The differentiation policy led by the European Union (EU) distinguishes between the sovereign State of Israel within the 1967 borders and the occupied territories. The BDS Movement calls for what its initials stand for – boycott, sanctions and divestment – to be inflicted upon the whole State of Israel. Although they differ in essence, public discourse in Israel often confuses the two – whether unintentionally, stemming from ignorance, or intentionally because of certain political views. This paper aims to draw a clear distinction between the two policies in order to enable a more nuanced, less impassioned and more conducive dialogue in Israel and with the EU, along with an uncompromising fight against the BDS movement.
The EU’s differentiation policy seeks to maintain trade and cooperation with the State of Israel within its 1967 borders, in adherence to international law and Europe’s consumer protection laws – unlike the BDS movement that seeks to boycott and sanction the entire State of Israel. Recognizing the value of EU-Israel relationship, the EU’s differentiation policy aims to incentivize Israel to resume negotiations with the Palestinians. The BDS movement, on the other hand, sets goals (such as revoking the right of return and abrogating the Law of Return) that if fully achieved would mean Israel’s end as a Jewish state. The differentiation policy includes an element of normative condemnation but not delegitimization of the State of Israel as a whole, as espoused by the BDS movement. Whereas the differentiation policy implements existing international law, the BDS movement aspires to change the international perception of Israel even within its 1967 borders.

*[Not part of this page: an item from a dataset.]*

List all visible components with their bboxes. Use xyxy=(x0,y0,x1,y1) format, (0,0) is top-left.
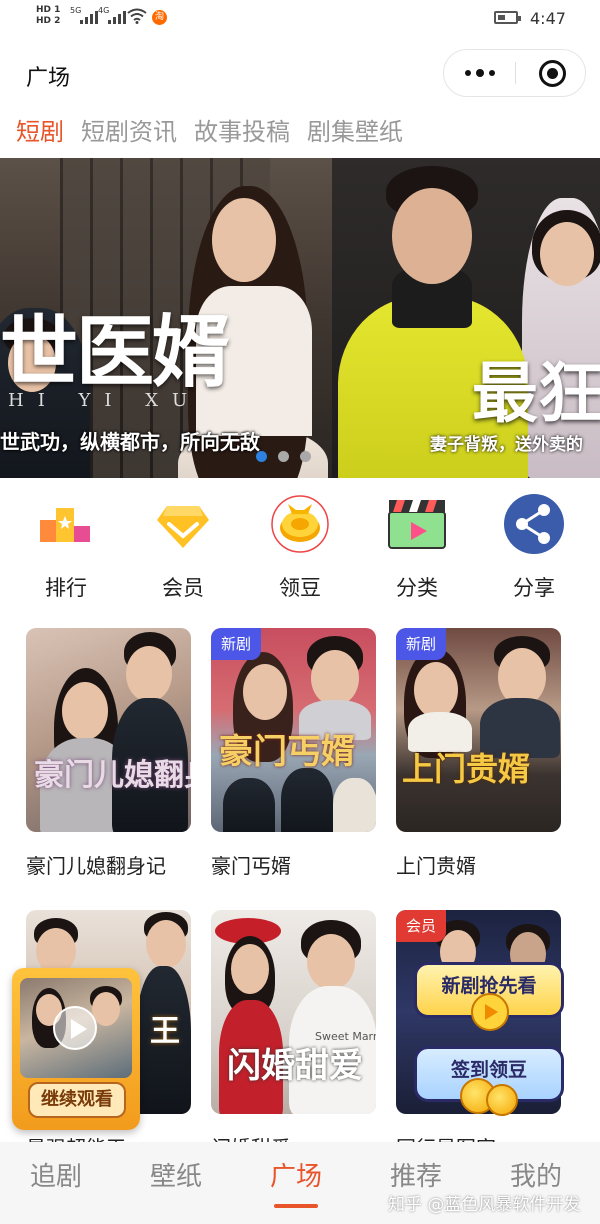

Currently, the economic implications of both the differentiation policy and the BDS movement are negligible. However, in the long term, the threat posed by the BDS activities is greater than that of the differentiation policy, since the BDS is not limited to the settlements. The UN recently issued a list of companies operating in the settlements, which could serve in the future to boycott the settlements and damage major companies that play a significant role in Israel’s economy. The EU does not see any connection between its differentiation policy and the BDS movement, to which some European states oppose.